In the years after “Voodoo,” D retreated from the public. He’d returned to Richmond, navigating a reckoning with fame in a familiar, familial place, relishing the more relaxed pace. He spent some time wandering through the wilderness of drug use and legal troubles, but eventually, troubling headlines morphed into excited rumors of his return. Every few months, it seemed, someone heard from someone who heard from someone that D’Angelo was working on new songs, building an anticipatory fever that never broke, even when nothing materialized. There were kernels of truth in the whispers, as D was teaching himself guitar, painstakingly piecing together what would become “Black Messiah.” Ohbliv worked in the music section at the Midlothian Barnes & Noble in the early 2000s, hearing from coworkers that D’Angelo was a semi-regular customer. When he finally caught a glimpse, D’Angelo briefly perused the jazz CDs, but lingered in the rock section. “He was getting punk albums,” Ohbliv recalls, “buying lots of guitar music, just studying.”

D’Angelo again withdrew from the spotlight after touring “Black Messiah” with his band The Vanguard. He would pop out for the occasional event and drop hints to journalists about brewing new material, but by all accounts, he rarely left his New York home. He always kept Richmond at heart, though. Two tracks on Michael Millions’ 2018 project “Hard To Be King” contained samples from D’Angelo records: “Water” featured a screwed-down chop of “The Line” from “Voodoo,” and “Blacksugar” was built from a loop of “Brown Sugar.” After playing it for a few friends, Millions received a phone call from a friend of D’s, explaining that they’d heard it and loved what he’d done. “I said, ‘Who is we?’ and suddenly D’Angelo interjected,” says Millions, awe still filling his voice. “He told me that the album sounded great and he appreciated what I’d done.” Sensing that the call was about to end, Millions asked D for his blessing to use his source material. “He was like, ‘Oh yeah, you from the crib. You ain’t gonna hear nothing from me.’ It was all good from there.”

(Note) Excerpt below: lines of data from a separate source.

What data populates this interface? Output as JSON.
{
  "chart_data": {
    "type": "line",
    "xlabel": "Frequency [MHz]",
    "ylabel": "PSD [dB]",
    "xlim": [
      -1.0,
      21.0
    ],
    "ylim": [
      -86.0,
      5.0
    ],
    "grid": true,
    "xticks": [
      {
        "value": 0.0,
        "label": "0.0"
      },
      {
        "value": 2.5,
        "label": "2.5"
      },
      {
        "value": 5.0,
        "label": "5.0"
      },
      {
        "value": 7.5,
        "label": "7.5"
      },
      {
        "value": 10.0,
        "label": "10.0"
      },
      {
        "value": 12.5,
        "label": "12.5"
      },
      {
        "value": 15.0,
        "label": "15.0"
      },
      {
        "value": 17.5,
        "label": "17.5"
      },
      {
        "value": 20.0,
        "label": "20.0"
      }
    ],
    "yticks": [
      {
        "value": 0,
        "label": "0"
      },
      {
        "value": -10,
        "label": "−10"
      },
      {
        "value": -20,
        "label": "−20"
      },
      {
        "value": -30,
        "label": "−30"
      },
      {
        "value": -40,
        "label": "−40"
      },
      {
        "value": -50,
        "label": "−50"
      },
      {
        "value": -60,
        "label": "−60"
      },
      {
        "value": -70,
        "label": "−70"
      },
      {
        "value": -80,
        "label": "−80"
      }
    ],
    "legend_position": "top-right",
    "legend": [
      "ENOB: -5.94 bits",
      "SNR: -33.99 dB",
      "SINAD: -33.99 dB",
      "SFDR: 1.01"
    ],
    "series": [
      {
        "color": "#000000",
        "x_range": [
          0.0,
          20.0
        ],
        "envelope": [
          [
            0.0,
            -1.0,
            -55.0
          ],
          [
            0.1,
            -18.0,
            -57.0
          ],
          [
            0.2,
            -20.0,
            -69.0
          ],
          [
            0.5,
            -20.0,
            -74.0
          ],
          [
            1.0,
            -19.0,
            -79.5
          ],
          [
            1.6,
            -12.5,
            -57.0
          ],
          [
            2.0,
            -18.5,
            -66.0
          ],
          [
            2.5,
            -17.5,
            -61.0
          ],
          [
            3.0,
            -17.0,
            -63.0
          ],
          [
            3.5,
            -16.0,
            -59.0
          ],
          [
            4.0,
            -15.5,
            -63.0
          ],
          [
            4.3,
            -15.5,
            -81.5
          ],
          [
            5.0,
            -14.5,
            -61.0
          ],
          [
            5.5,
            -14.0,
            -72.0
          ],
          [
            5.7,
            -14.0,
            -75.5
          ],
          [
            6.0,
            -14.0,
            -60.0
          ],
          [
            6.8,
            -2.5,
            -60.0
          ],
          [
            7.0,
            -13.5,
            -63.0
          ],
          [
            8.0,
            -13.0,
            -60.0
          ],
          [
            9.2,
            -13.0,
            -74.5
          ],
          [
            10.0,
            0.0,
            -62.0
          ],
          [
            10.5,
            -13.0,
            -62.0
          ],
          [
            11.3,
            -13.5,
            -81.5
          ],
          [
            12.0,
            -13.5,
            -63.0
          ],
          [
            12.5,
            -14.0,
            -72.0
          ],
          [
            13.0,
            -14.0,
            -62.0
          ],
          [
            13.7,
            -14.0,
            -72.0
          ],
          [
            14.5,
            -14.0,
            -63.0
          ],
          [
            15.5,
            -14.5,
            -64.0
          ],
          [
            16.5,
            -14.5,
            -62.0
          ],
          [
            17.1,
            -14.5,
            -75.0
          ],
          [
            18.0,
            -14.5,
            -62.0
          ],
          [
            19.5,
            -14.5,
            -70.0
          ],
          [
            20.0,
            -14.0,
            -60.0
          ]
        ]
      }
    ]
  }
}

Back in the Barnes & Noble days, a special order of 12 Parliament Funkadelic DVDs led to Ohbliv and D’Angelo connecting over a shared admiration of Bernie Worrell’s solo in “Undisco Kidd.” Ohbliv passed D a beat tape, and D gave him one of the 12 DVDs. A week or so later, D’Angelo called Ohbliv at home and asked him to freestyle and sing over the phone. Impressed by everything he heard, he told Ohbliv about his loose plans for his new label and that he would sign him when things settled. The deal never got off the ground, but the prospect alone was enough to convince Bliv that a future as a professional musician was within his grasp. “Meeting D’Angelo felt like the universe was sending him into my life to give me game for the future,” Ohbliv affirms. “He was tapping in. He wanted to be a beacon.”

Beat specialist Ohbliv bonded with D’Angelo over their shared love of Bernie Worrell’s solo in “Undisco Kidd.” The two talked about possibly working together, but plans never came to fruition.

Richmond will change your understanding of time. There’s a slower cadence to life here, a potentially cliché idea about the South in general that nonetheless rings true. You can feel it in the languorous humidity of our endless summers, how the days stretch like a lazy cat, and how thoughts dawdle while forming in all that heat. The longer I’m here, the more I recognize Richmond in D’Angelo’s work; it’s in the long gaps between records, in the songs that seem to yawn into eternity, unconcerned with strictures of length or arrangement. It’s in the sweat that drips from “Untitled (How Does It Feel)” and his version of “Feel Like Makin’ Love.” But it’s also in the tones that DJ Harrison spoke of, the frequencies borne of the ineffable weight of history that cloaks this city. The arc bent enough that the monuments to that past have been taken down, but the anxiety and pain at the heart of “Black Messiah” feel just as close. Richmond and D’Angelo left their marks on each other, and as time marches on, the two will become even more inextricable.

UPDATED: There will be a private funeral for D’Angelo held on Nov. 1 at St. Paul’s Baptist Church.